Many face age discrimination. (About a third say that they — or someone they know — were recently discriminated against because of their age.) On top of that, employers also discriminate against job applicants who have been out of work the longest, according to Deborah Chalfie, AARP senior legislative representative for financial security.
Of the unemployed, people 55 or older were out of work an average of 51 weeks, compared with just 36 weeks for younger people, Chalfie says.
In December, Congress failed to renew emergency benefits that had been available to the long-term jobless. That left 1.3 million people without benefits after their regular state unemployment compensation checks ran out.
“Older workers are being significantly affected by this cutoff of benefits,” Chalfie says.
AARP is backing legislation on Capitol Hill to extend the emergency benefits. The bill passed its first hurdle in the Senate, 60-37, on Jan. 7, with six Republicans joining the Democratic majority.

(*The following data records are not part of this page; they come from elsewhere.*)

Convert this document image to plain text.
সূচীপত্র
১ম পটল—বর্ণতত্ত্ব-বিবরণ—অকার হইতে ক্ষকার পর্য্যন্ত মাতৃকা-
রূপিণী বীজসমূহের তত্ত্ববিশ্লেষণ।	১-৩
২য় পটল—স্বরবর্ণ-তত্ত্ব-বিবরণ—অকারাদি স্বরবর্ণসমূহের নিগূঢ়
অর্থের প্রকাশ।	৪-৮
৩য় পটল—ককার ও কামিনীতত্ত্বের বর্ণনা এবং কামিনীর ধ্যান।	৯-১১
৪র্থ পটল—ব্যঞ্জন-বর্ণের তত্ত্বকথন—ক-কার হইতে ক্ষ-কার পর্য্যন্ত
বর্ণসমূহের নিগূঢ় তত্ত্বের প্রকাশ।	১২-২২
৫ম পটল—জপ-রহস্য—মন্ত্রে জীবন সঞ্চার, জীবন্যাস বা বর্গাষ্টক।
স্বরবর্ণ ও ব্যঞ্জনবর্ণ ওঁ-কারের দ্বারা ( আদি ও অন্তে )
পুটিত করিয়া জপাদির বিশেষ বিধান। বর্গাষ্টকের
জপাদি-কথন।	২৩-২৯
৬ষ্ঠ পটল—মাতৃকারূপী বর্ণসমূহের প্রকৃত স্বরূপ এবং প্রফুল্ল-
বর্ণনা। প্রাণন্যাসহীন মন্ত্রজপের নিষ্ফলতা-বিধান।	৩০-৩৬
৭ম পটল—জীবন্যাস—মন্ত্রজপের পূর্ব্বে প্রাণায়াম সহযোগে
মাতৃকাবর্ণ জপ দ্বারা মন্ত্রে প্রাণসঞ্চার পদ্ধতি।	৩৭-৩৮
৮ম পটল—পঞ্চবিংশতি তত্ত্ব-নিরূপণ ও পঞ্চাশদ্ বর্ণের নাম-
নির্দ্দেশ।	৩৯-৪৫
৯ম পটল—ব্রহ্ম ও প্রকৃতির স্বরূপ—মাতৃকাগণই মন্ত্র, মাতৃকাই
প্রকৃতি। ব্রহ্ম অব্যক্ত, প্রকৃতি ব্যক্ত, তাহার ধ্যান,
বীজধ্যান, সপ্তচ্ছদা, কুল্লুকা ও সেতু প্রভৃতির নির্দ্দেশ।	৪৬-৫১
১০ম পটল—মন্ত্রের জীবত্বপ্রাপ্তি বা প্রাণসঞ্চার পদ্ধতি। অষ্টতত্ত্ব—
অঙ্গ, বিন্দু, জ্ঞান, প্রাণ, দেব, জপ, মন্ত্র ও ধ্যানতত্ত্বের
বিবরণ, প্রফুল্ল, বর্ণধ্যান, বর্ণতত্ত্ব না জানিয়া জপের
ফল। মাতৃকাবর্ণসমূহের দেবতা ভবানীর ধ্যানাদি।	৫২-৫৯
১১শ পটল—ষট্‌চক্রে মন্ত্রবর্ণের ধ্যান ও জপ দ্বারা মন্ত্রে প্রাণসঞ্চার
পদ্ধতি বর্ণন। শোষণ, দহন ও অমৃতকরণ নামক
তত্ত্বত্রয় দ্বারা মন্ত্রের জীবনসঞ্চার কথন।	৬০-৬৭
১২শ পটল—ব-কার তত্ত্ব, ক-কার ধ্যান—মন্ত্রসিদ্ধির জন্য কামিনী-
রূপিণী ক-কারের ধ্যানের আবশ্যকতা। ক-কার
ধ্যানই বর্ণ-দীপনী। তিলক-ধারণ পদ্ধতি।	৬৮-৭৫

Earlier that day President Barack Obama used his bully pulpit to push for the measure, appearing in the East Room of the White House with some of those who are affected.
“These are not statistics,” Obama said. “These are your neighbors, your friends, your family members. It could at some point be any of us. That’s why we set up a system of unemployment insurance.”
Some Republicans have said that it’s time to end the program, and some argue that Congress first must find a way to pay for the extended benefits.
Chalfie points out that the bill still has more procedural hoops to get through in the Senate and then would need to make in through the House of Representatives, where Republicans hold the majority.
“It’s by no means a sure thing,” she says. But, she adds, “we have never discontinued extended benefits when the unemployment rate has been so high.”